What's most revealing about the Fox interview with Aslan is the utter rejection of the very possibility of scholarly research. In the minds of the Fox anchors, editors, producers and viewers, it is only possible to write books that are either outright attacks against Jesus or a glowing hagiography praising him. In their minds a Muslim cannot write a fair biography about the life and times of the historical Jesus, just as a Democrat could not possibly write an objective biography of Ronald Reagan (even though millions of Democrats voted for Reagan).

This reveals everything you need to know about Fox News: their motto of "fair and balanced" is completely false. They don't believe it's ever possible to be objective about anything. And the interview with Aslan proves the point: Fox News cannot give a Muslim a fair interview: they're just interested in pushing a false narrative that hews to their preconceived notions that Muslims hate Christians.

This is why they and their viewers reject scientific research that disagrees with their political agenda. Because they are innately incapable of separating their own beliefs and prejudices from facts, they believe it is impossible for others to do so. They feel scientists are constantly attacking them by producing evidence that conservatives are wrong, when the scientists are just reporting the facts they're finding. You can tell this is so because so many scientists frequently report findings that show that their own conclusions were incorrect. Unlike conservatives, most scientists admit it when they're wrong.
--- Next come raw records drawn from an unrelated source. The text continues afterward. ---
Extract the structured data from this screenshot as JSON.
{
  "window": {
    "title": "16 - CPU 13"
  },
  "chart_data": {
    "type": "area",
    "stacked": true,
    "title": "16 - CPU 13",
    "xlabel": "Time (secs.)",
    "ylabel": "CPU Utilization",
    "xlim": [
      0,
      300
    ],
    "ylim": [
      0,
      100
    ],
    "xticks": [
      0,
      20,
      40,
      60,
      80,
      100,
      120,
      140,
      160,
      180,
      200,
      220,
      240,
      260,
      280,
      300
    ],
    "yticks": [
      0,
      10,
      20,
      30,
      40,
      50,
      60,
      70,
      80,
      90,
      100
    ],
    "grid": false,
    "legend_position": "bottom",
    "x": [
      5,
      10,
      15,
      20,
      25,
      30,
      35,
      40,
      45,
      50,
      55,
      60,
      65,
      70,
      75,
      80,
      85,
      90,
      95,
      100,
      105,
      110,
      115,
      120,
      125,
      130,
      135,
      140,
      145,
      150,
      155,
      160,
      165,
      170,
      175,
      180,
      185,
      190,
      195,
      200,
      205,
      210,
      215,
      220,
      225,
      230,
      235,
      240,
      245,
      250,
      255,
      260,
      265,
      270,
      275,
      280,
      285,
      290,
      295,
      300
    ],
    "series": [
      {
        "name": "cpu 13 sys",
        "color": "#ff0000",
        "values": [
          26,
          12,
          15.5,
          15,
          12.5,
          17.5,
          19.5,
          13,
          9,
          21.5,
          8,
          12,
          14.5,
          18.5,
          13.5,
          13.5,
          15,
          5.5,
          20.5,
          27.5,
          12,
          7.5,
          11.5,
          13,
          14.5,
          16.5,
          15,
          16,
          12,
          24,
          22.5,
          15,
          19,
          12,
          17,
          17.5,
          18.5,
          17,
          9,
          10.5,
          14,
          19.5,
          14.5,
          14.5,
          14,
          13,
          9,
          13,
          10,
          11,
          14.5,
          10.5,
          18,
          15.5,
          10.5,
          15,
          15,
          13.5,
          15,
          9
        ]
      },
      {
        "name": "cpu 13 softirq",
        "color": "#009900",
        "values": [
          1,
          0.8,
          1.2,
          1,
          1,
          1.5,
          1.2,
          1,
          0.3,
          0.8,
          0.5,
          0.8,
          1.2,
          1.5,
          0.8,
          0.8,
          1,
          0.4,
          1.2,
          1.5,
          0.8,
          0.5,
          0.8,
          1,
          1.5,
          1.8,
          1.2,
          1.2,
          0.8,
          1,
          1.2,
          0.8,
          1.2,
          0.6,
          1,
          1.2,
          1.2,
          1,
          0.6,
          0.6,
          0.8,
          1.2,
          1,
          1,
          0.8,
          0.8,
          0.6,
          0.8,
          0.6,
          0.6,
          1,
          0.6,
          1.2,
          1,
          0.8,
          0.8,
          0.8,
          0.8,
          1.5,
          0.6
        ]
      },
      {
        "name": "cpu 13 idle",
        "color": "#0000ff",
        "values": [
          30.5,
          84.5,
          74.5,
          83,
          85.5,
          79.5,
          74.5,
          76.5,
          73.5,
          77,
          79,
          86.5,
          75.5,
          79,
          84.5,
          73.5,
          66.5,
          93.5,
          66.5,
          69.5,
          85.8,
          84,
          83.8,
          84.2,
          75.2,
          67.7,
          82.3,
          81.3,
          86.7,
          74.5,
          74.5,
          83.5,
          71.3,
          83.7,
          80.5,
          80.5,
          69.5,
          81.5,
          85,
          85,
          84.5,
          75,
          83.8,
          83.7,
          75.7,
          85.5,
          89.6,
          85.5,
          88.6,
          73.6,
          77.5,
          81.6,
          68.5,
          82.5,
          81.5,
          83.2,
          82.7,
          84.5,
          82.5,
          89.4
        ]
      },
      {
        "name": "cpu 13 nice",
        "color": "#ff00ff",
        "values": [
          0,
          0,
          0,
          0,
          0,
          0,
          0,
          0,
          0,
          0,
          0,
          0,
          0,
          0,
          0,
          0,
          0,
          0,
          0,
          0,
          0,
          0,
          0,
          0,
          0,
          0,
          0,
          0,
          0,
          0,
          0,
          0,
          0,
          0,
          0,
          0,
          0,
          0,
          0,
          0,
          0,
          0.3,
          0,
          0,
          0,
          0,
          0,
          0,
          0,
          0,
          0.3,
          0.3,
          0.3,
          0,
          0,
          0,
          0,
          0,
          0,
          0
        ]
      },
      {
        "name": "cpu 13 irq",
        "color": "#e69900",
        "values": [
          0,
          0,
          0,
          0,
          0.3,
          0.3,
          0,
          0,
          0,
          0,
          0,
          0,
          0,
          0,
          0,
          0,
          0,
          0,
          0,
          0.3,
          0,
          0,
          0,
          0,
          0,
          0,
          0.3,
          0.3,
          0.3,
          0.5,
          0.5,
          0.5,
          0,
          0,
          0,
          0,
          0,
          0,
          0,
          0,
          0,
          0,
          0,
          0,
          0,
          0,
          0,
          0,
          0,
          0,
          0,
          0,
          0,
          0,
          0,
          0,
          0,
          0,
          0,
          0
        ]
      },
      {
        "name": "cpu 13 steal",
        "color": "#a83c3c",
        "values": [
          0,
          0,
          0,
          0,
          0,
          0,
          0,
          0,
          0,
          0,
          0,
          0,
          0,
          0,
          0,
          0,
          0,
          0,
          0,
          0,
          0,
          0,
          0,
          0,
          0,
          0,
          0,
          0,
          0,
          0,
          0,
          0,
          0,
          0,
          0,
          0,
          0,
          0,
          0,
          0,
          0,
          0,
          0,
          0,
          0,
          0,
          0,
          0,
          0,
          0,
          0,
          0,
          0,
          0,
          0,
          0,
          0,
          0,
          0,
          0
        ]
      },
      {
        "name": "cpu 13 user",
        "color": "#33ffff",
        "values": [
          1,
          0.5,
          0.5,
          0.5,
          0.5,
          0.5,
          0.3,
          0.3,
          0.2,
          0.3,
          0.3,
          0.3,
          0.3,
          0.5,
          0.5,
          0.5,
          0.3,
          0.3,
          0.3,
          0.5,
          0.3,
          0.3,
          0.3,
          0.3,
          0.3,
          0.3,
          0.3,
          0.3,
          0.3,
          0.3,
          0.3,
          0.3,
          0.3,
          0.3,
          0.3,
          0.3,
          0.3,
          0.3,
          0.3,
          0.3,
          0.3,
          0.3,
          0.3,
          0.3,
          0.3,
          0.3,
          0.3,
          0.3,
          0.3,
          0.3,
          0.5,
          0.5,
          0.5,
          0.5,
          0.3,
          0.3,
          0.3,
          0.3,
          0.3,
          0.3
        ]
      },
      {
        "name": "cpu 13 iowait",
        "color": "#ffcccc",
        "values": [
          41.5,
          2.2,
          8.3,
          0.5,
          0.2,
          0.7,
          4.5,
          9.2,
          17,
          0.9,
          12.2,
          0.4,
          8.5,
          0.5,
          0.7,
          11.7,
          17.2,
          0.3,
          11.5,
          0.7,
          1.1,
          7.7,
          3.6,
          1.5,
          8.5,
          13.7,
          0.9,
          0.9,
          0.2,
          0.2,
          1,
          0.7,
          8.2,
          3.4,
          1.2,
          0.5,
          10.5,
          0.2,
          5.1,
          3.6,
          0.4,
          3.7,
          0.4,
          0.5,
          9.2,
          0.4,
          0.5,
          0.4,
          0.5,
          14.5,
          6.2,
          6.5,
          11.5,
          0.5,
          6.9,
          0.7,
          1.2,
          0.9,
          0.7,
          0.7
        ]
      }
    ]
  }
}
This also shows why Fox News is so dangerous: they are constantly selling the false narrative that Christianity and Islam are at war. They want to take the immoral actions of a few Muslim terrorists and besmirch the honor and motives of all Muslims. This is what's so evil about the conservative worldview: everything is a battle to death and no one should be given any quarter.

It can be difficult to keep your beliefs from coloring your language when you write about something. But as long as a writer discloses his personal history and potential conflicts of interest, and includes citations to other works upon which the research is based -- which Aslan does -- the reader will be fully aware of the possible slant and take it into account.

But what's really funny is that all Fox News really did with that hatchet job was make Reza Aslan richer. Zealot had climbed to the #1 spot on Amazon.com by Sunday, and Random House has ordered another 50,000 copies be printed.